But this isn’t the first time Filipino police have resorted to black sites. In 2010, 10 policemen at Manila’s Tondo Station 11 were implicated when a video was leaked of Inspector Julius Binayug torturing suspect Darius Evangelista.
Centrelaw is now representing the victims after they filed the very first anti-torture case at the Manila Regional Trial Court.
Centrelaw is petitioning the Supreme Court to issue rules requiring that police automatically turn over to prosecutors all investigation records each time a suspect dies in a police operation or a vigilante killing. 
Currently, the police make no such reports to prosecutors, preventing any independent investigation of deaths under suspicious circumstances.
The petition against the homo sacer practice comes at an opportune time. We are marking 10 years since the Supreme Court’s rules on the writ of amparo – protecting any person whose right to life, liberty and security is violated or threatened by an unlawful act or omission of a public official or employee – were crafted in 2007. These rules emerged from an unprecedented judicial summit organised in response to the spate of killings of activists and journalists during the Arroyo administration.
The Supreme Court and its Philippine Judicial Academy are now reviewing the protective writs of habeas corpus, amparo and habeas data.

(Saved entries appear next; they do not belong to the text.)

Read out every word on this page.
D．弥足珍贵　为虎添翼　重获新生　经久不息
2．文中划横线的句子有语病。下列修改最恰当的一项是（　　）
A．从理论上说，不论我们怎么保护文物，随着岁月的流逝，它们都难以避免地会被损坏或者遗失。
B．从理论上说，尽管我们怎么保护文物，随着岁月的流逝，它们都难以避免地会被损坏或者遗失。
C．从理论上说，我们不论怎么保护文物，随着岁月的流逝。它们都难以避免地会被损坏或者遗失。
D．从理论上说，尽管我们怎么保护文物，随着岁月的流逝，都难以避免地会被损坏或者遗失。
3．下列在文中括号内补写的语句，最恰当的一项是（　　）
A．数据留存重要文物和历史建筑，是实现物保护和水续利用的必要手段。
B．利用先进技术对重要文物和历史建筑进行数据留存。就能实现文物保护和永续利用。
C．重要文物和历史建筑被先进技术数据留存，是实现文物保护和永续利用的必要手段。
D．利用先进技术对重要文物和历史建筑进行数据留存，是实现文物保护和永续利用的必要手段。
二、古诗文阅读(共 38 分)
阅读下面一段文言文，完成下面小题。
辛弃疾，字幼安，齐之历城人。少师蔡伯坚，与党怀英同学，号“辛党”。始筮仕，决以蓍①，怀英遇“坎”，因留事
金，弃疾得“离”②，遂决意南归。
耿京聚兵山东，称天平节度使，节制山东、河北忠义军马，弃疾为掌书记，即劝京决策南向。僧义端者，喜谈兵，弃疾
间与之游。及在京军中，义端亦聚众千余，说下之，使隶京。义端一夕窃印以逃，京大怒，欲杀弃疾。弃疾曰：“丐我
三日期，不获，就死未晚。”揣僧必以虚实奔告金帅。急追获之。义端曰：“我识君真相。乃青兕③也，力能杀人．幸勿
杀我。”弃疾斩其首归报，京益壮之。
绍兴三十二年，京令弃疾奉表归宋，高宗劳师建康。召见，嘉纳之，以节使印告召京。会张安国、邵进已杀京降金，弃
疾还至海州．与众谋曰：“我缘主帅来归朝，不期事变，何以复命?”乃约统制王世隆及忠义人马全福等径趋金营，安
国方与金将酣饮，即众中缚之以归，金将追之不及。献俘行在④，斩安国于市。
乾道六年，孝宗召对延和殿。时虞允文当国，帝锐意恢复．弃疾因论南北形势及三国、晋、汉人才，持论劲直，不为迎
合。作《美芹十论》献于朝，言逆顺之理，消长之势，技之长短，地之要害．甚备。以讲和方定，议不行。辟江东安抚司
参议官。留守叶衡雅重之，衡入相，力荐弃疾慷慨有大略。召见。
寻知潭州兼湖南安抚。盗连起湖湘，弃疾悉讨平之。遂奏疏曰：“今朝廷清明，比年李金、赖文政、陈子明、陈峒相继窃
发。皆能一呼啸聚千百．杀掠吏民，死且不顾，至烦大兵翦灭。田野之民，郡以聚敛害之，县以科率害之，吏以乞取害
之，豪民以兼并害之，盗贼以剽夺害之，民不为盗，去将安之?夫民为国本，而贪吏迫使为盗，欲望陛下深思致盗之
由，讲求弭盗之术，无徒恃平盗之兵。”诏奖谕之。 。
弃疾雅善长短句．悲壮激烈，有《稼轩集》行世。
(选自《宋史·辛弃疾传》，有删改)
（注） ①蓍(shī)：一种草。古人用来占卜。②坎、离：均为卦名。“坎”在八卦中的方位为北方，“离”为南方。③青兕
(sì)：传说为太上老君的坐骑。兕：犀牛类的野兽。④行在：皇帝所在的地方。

Centrelaw is hopeful that the high court will once again rise to the occasion and add rules against homo sacer practice to the great suite of human rights protections it created in that time of darkness 10 years ago.
Lawyers Romel Regalado Bagares and Cristina Ignacio Antonio of Centrelaw won the first challenge against Operation Double Barrel at the Supreme Court. They obtained a writ of amparo for the families of four men executed by Quezon City policemen, as well as for the lone survivor, Efren Morillo.